Jerked off her feet by his hold on her, she screamed and fell against him, thrashing, panicked, like an animal in a snare. He held her, embraced her against his body to still her, and touched her face. The coiled hunger within him gave him power. As he ran his finger down her cheek and closed his hand against her face, she quieted, stilled, went limp in his grasp. Her heartbeat slowed. He could take her, drink her easily, without struggle. This was better, wasn’t it? Would he have this power if this wasn’t what he was meant to do? She was young, almost a girl, her skin firm and unlined, lips full, her eyes bright. He could have her in all ways, strip her, lie with her, and he could make her want it, make her open to him in a way their Catholic religion would never allow, even in marriage. In the ghostly moonlight, she was beautiful, and she belonged to him. He laid her on the ground. She clutched his hand, and confusion showed in her eyes.

He couldn’t do it. He sat with her as though she were his ill sister, holding her hand, brushing damp hair from her young face. The creature inside him thrashed and begged to devour her. Ricardo felt the needle-sharp teeth inside his mouth. And he turned his gaze inward, shutting it all away.

I am not this creature. I am a child of God. Still, a child of God, like her. And the night is dangerous.

Quickly, he made her sit up. He laid his hand on her forehead and whispered, “Wake up. You must run.” She stared at him blankly, groggily. He slapped her cheek. She didn’t even flinch. “Wake up, please. You must wake up!”

Her gaze focused. At last she heard him. Perhaps she didn’t understand Spanish. But then, which of a dozen native dialects would she understand?

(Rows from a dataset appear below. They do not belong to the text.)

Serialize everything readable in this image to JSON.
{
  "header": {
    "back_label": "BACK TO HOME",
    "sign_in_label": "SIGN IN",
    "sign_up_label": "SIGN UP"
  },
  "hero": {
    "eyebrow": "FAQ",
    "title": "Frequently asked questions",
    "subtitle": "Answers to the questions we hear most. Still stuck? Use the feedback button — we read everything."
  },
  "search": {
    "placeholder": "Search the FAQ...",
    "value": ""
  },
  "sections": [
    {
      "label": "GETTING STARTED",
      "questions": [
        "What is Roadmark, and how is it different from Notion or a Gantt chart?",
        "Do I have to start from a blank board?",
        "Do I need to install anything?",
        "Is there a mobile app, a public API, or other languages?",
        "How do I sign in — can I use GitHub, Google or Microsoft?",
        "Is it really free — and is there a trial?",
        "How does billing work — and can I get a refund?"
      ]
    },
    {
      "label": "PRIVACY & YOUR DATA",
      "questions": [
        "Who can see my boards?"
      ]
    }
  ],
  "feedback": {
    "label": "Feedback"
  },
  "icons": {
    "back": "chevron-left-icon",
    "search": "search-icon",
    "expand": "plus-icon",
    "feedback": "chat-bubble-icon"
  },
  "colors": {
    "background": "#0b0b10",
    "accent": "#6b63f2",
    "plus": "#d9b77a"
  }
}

Fine, he thought. He didn’t need language to tell her to run. He bared his teeth— the sharp fangs ripe for feeding, wet with the saliva of hunger—and hissed at her. “Run!”

She gasped, scrambled to her feet, and ran across the hillside and into shadow.

Just in time. The world shifted, the action around him sped up and slowed as it needed to, and all appeared normal again. A still night lit by a waxing moon, quiet unto death.

The caballeros surrounded him. Ricardo could sense the blood on their breaths, and his belly rumbled with hunger. He bowed his head, content with the hunger, with the choice he had made.

They could probably smell on him the scent of resignation.

“Brother Ricardo,” Diego said. “Aren’t you hungry? Were the pickings not easy enough for you?”